In advance of their last manned Gemini mission, NASA astronauts had arguably not demonstrated an efficient working EVA. Its crew for Gemini XII, its last shot, would prove well chosen: Edwin “Buzz” Aldrin, a Ph.D. who had written his thesis on orbital mechanics, studied the problems reported by White, Cernan, Collins, and Gordon, and developed underwater simulations to study the mechanics of moving in low gravity. Based on his experiments and the input of the other spacewalkers, NASA engineers tried to improve the odds of a successful EVA by adding handholds and railings to the capsule and target vehicle, as well as shoe restraints in the area where Aldrin would be working.
Gemini XII, commanded by Jim Lovell, launched on Nov. 11, 1966, and performed its rendezvous, docking, and orbital adjustments relatively smoothly – even demonstrating, after the failure of a radar guidance unit, that the docking procedure could be conducted manually. After a 2-hour stand-up EVA on Nov. 12, Aldrin ventured out of the hatch on Nov. 13 to photograph star fields, retrieve a micrometeorite collector, and tether Gemini XII and the Agena target vehicle together. Each of his movements was planned in advance, and Aldrin didn’t break a sweat during the two-and-a-half hours he spent in space. His approach to planning and simulating an EVA became a standard for NASA.
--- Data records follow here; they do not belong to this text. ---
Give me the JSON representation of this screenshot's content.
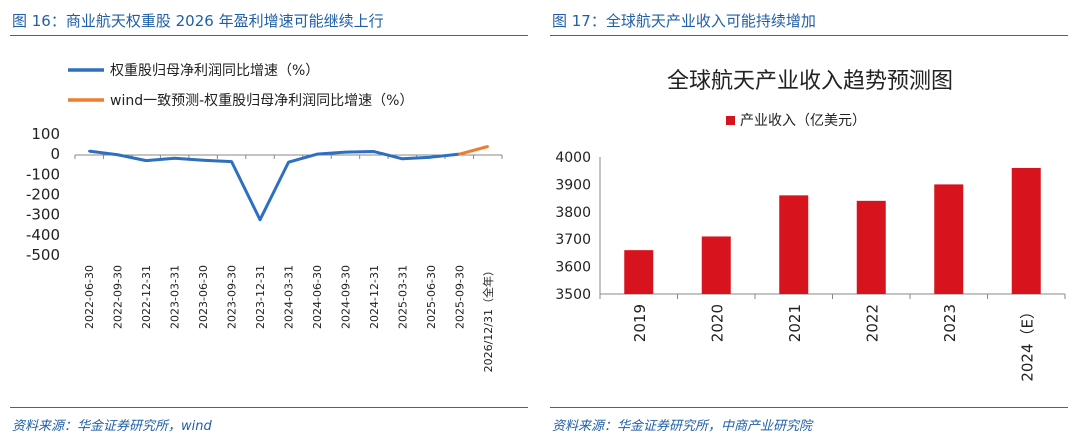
{
  "left": {
    "fig_label": "图 16：",
    "fig_title": "商业航天权重股 2026 年盈利增速可能继续上行",
    "source": "资料来源：华金证券研究所，wind"
  },
  "right": {
    "fig_label": "图 17：",
    "fig_title": "全球航天产业收入可能持续增加",
    "source": "资料来源：华金证券研究所，中商产业研究院"
  },
  "colors": {
    "accent": "#1f5fa8",
    "line_actual": "#2e6fbf",
    "line_forecast": "#ed7d31",
    "bar": "#d7131d"
  },
  "chart_data": [
    {
      "type": "line",
      "title": "",
      "categories": [
        "2022-06-30",
        "2022-09-30",
        "2022-12-31",
        "2023-03-31",
        "2023-06-30",
        "2023-09-30",
        "2023-12-31",
        "2024-03-31",
        "2024-06-30",
        "2024-09-30",
        "2024-12-31",
        "2025-03-31",
        "2025-06-30",
        "2025-09-30",
        "2026/12/31（全年）"
      ],
      "series": [
        {
          "name": "权重股归母净利润同比增速（%）",
          "color": "#2e6fbf",
          "values": [
            15,
            -3,
            -32,
            -20,
            -30,
            -37,
            -325,
            -40,
            0,
            10,
            13,
            -23,
            -15,
            0,
            null
          ]
        },
        {
          "name": "wind一致预测-权重股归母净利润同比增速（%）",
          "color": "#ed7d31",
          "values": [
            null,
            null,
            null,
            null,
            null,
            null,
            null,
            null,
            null,
            null,
            null,
            null,
            null,
            0,
            38
          ]
        }
      ],
      "yticks": [
        "100",
        "0",
        "-100",
        "-200",
        "-300",
        "-400",
        "-500"
      ],
      "ylim": [
        -500,
        100
      ],
      "xlabel": "",
      "ylabel": "",
      "legend": "top-left"
    },
    {
      "type": "bar",
      "title": "全球航天产业收入趋势预测图",
      "categories": [
        "2019",
        "2020",
        "2021",
        "2022",
        "2023",
        "2024（E）"
      ],
      "series": [
        {
          "name": "产业收入（亿美元）",
          "color": "#d7131d",
          "values": [
            3660,
            3710,
            3860,
            3840,
            3900,
            3960
          ]
        }
      ],
      "yticks": [
        "4000",
        "3900",
        "3800",
        "3700",
        "3600",
        "3500"
      ],
      "ylim": [
        3500,
        4000
      ],
      "xlabel": "",
      "ylabel": "",
      "legend": "top"
    }
  ]
}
With Gemini XII, NASA had at last achieved what had, perhaps unexpectedly, become the trickiest of its mission objectives – the purposeful spacewalk. After Aldrin’s pioneering studies and successful demonstration, NASA had the EVA down.
Surveyor I, NASA’s first unmanned lunar lander, had, just a few months earlier, sent back close-up images of the surface of the Moon – a milestone, but still behind the Russians, whose Luna 9 probe had performed the first soft Moon landing in February 1966. By the end of the Gemini program, however, as the Apollo launch complex was being constructed at the Kennedy Space Center on Merritt Island, Florida, the achievements of American astronauts had surpassed those of Soviet cosmonauts. The Moon had never been closer.